Por Merval Pereira
Economista Eduardo Gianetti na ABL Roberto Moreyra / Agência O GloboNão podemos mais tolerar no Brasil que as condições iniciais de vida sejam tão desiguais — em relação à educação, à saúde, a todas as oportunidades que se oferecem
A ABL foi criada na redação da Revista Brasileira, que já existia havia 42 anos, e é seu órgão oficial desde 1941. Mais antiga, portanto, que a própria ABL, e a segunda mais antiga do país, só superada pela revista do Instituto Histórico e Geográfico Brasileiro (IHGB), a Revista Brasileira teve como um de seus colaboradores o próprio Machado de Assis, que nela publicou romances importantes na forma de folhetim, como Memórias póstumas de Brás Cubas (1881).

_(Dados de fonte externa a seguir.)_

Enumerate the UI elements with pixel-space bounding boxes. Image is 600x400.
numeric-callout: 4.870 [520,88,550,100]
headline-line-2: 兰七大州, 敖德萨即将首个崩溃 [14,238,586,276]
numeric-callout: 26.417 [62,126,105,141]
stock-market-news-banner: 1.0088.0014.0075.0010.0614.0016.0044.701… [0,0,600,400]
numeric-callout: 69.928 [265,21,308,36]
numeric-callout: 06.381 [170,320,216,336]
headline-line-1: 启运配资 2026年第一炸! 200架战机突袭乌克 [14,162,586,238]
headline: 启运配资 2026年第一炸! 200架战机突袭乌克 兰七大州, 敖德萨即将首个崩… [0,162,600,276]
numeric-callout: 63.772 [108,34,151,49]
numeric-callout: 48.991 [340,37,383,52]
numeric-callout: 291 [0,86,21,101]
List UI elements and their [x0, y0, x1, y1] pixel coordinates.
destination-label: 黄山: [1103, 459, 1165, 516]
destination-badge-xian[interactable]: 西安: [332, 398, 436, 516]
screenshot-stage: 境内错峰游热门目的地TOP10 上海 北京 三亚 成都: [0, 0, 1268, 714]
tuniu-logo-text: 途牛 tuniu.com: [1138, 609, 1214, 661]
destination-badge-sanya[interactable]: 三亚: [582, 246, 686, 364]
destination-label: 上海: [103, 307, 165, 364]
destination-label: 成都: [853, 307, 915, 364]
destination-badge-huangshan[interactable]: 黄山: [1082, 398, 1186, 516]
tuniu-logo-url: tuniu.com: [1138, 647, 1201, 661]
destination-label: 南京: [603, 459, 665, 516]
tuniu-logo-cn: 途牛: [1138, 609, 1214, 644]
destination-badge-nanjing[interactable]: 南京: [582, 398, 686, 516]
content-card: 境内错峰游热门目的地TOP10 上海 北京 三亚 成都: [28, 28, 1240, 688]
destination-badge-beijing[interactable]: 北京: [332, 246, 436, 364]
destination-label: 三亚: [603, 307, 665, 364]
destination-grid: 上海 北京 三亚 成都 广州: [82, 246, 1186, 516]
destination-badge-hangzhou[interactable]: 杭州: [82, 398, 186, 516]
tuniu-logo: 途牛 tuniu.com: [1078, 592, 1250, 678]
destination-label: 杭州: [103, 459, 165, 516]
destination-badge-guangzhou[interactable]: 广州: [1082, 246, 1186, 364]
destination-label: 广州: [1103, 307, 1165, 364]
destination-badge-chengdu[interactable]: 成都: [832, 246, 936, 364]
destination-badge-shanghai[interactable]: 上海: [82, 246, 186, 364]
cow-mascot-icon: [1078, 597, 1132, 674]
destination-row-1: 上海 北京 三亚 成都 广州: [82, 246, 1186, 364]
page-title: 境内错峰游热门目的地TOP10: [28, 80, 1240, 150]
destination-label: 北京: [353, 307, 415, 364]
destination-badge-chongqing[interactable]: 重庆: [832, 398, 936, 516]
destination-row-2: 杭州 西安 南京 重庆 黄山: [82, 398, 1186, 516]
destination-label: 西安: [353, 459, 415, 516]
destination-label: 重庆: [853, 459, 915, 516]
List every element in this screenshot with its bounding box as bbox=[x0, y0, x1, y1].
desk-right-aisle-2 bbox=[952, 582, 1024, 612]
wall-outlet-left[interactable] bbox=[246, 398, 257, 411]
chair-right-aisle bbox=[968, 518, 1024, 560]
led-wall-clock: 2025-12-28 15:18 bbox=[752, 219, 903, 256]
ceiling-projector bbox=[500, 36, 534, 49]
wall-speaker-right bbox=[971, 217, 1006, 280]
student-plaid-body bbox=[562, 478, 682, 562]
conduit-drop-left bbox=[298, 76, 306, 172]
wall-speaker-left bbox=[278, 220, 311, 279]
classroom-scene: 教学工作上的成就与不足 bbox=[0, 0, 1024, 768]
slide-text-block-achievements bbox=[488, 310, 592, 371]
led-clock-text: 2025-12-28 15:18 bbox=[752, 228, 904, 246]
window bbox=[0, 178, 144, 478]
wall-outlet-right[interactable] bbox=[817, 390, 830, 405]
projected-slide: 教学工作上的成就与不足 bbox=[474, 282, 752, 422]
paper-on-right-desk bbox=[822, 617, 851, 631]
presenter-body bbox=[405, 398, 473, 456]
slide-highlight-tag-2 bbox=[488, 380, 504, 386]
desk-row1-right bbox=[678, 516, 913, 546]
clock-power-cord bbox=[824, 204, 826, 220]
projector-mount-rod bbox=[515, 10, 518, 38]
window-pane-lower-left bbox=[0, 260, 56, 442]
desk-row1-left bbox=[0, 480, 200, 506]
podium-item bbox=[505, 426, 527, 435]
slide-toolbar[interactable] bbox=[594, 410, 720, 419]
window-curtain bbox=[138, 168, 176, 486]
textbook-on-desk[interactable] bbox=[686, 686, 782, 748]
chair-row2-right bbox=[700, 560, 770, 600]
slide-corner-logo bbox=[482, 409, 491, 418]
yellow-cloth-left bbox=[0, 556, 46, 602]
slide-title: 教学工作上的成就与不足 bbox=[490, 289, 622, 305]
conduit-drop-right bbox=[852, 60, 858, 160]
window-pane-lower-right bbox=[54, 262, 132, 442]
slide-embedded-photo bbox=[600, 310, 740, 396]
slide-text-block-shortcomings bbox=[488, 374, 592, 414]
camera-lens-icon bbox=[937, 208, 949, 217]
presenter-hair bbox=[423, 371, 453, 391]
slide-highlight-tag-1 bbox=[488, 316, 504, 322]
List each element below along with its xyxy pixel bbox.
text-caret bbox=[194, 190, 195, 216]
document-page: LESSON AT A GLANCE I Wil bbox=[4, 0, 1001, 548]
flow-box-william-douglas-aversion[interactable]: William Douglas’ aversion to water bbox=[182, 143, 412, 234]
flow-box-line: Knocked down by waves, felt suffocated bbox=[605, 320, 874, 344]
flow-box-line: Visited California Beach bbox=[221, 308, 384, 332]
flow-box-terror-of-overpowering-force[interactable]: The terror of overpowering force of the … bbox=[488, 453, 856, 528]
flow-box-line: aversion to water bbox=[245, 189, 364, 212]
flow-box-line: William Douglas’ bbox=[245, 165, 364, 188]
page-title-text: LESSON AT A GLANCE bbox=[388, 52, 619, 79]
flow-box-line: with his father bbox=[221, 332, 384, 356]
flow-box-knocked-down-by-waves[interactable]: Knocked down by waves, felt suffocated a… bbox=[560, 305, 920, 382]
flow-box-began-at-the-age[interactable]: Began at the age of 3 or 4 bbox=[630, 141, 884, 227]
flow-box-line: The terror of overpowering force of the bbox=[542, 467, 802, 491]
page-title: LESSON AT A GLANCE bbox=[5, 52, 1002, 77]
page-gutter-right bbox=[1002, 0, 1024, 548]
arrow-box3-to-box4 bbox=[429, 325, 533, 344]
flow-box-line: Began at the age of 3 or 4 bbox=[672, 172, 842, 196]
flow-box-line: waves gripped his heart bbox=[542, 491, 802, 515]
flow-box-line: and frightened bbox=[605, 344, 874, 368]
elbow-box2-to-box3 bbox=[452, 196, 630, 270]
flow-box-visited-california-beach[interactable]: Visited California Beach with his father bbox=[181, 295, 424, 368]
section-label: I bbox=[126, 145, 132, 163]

Em sua nova fase, editada pela acadêmica e jornalista Rosiska Darcy de Oliveira, a Revista Brasileira se propõe a levar ao debate temas fundamentais para o desenvolvimento do país em seu sentido mais amplo. Temas como Amazônia, democracia e o povo brasileiro foram tratados em números anteriores. A partir da semana passada, a Revista Brasileira fará uma vez por mês um debate público sobre temas dos próximos números. O da próxima edição será a inteligência artificial, sobre o que já escrevi na coluna de domingo.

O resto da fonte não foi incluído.